Suppose I have a polynomial: $P(x)=x-x^3$ defined for $x\in[0,1]$. Plot of $P(x)$ over this range of $x$ shows that each value of $P$ corresponds to two different values of $x$ (the curve is concave downward, beginning and ending at zero), except at the peak value of the curve, $\hat{P}$, which occurs at $x=1/\sqrt{3}$. Now if I limit $x$ to the interval $[0,1/\sqrt{3}]$, I have a one-to-one correspondence between $P$ and $x$. I was wondering if I can invert the polynomial in this limited region to obtain $x(P)$. My ultimate aim is to obtain $\frac{dx}{dP}$ in this region. Any help is appreciated. Thanks in advance.

Answer 1

$x-x^3=y$ is a cubic equation.
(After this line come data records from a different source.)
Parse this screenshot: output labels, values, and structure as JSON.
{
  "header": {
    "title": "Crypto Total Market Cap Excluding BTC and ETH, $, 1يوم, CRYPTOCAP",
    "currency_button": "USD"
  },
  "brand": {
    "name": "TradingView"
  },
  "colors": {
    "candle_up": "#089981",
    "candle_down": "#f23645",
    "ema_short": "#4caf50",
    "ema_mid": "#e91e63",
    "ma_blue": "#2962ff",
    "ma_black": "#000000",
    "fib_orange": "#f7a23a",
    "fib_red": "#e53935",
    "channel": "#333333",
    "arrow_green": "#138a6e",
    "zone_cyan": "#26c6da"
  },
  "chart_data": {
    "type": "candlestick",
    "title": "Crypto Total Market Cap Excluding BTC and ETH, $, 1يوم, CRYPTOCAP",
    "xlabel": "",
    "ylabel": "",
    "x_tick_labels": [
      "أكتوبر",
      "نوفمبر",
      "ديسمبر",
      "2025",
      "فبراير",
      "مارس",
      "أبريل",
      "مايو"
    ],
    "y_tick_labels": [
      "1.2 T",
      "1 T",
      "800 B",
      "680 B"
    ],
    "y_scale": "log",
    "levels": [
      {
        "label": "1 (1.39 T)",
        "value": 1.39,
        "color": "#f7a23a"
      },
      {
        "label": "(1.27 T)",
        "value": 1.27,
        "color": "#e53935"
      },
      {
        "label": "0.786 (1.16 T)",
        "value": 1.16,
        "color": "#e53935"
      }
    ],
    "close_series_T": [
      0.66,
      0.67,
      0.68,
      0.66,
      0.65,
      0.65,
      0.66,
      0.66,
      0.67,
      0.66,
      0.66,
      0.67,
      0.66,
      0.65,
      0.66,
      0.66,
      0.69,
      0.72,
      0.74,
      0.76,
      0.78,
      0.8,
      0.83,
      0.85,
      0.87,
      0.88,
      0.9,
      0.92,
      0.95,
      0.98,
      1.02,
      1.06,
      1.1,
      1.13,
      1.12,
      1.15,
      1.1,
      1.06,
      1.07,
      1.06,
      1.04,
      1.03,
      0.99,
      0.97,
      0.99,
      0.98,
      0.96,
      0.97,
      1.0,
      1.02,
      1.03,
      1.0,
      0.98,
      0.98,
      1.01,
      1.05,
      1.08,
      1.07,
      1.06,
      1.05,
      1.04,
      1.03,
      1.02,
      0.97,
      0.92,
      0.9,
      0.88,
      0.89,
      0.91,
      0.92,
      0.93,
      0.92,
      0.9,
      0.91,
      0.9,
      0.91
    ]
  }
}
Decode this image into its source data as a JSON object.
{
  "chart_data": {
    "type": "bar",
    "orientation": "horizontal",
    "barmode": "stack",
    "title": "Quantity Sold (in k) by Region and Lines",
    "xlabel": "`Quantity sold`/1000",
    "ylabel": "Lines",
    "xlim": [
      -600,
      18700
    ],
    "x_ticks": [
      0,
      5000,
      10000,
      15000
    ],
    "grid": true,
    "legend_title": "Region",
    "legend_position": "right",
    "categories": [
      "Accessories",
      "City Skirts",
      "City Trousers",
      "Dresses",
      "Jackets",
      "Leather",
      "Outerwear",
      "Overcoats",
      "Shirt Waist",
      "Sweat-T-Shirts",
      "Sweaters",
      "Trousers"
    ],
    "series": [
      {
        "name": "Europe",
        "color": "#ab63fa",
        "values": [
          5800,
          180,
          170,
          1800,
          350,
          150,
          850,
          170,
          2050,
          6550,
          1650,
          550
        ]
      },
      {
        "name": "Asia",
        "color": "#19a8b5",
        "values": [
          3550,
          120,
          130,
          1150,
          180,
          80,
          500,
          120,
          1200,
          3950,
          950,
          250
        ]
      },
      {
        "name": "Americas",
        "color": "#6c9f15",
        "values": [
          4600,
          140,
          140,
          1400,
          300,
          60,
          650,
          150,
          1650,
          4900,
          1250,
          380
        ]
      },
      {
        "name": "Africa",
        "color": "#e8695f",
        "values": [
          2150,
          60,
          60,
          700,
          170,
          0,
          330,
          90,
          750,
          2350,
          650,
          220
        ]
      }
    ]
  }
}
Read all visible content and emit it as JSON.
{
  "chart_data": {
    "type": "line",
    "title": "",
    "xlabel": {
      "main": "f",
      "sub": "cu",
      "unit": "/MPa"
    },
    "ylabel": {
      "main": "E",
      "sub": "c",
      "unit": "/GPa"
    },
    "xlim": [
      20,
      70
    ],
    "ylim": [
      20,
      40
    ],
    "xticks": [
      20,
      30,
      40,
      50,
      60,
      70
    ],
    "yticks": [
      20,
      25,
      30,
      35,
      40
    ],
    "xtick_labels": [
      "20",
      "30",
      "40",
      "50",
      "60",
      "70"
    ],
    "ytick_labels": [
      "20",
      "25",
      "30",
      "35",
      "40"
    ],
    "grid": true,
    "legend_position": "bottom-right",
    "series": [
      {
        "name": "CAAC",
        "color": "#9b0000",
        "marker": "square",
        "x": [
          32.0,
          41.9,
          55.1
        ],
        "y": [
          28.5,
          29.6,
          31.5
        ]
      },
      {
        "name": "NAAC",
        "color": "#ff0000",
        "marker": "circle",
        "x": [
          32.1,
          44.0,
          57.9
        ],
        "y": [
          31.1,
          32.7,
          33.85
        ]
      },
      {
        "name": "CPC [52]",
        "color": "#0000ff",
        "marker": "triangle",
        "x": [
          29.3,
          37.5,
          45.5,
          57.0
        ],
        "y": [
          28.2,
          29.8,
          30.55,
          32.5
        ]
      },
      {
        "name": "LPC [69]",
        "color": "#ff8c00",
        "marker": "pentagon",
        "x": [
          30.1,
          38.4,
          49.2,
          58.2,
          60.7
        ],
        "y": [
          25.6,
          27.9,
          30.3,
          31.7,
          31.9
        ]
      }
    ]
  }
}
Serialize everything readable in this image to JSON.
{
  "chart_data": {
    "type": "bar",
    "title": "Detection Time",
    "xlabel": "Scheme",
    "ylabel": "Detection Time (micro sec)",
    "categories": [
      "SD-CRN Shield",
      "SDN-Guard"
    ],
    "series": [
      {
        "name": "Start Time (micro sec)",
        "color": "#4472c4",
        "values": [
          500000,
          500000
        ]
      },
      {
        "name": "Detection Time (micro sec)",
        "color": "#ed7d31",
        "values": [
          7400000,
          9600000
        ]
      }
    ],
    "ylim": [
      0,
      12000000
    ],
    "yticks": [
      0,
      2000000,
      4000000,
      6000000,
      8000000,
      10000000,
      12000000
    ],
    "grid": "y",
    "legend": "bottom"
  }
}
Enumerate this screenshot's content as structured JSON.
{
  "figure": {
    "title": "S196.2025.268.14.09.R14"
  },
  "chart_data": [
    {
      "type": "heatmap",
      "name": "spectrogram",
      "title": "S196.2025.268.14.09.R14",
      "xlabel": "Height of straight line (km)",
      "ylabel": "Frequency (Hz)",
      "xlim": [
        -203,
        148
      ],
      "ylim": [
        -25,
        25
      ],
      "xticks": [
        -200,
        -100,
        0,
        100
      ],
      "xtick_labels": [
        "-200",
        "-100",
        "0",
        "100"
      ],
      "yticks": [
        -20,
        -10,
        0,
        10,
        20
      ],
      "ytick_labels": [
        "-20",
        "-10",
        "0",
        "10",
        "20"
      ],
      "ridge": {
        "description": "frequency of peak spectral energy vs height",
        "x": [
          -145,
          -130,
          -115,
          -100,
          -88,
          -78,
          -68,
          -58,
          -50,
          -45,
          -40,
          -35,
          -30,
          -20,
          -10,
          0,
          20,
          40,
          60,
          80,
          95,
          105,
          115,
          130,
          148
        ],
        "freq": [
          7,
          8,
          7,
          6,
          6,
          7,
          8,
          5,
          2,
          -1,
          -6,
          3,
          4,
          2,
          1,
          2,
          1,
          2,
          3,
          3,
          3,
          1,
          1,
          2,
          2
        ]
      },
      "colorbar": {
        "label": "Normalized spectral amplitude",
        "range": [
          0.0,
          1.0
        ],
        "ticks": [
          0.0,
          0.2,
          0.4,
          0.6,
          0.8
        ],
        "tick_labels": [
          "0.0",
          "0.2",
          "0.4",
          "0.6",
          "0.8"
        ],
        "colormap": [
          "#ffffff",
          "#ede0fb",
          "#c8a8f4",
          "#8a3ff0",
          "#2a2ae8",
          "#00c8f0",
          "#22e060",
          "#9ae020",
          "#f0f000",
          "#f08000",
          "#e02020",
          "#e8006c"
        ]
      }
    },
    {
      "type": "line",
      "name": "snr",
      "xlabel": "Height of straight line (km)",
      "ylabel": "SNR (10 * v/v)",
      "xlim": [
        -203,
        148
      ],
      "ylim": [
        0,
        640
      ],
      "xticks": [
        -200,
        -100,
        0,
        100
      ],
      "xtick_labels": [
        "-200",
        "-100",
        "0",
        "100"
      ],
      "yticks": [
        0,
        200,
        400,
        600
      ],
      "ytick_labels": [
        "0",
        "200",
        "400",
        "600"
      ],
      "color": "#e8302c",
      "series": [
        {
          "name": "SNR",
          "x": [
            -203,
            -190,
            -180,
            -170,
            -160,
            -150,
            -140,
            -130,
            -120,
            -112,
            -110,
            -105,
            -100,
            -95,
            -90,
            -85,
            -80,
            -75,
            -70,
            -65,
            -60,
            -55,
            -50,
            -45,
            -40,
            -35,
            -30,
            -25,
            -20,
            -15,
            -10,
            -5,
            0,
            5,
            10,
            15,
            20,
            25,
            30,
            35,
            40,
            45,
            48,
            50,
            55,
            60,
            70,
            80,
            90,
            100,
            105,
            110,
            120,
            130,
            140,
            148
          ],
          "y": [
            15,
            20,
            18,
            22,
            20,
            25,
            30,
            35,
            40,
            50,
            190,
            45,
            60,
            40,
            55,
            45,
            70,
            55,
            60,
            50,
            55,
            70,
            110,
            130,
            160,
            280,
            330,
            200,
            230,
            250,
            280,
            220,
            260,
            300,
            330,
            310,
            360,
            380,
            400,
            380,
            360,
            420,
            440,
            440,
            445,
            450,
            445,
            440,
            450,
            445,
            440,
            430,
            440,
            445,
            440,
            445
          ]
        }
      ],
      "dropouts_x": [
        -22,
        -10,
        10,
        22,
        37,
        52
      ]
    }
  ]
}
It can be solved by algebraic means, but the answer does not look pretty: $$ x=-\frac{\sqrt[3]{2} \left(\sqrt{81 y^2-12}+9 y\right)^{2/3}+2 \sqrt[3]{3}}{6^{2/3} \sqrt[3]{\sqrt{81 y^2-12}+9 y}}. $$ You can find the derivative by implicit differentiation: $$ (3\,x^2-1)\,\frac{dx}{dy}=1. $$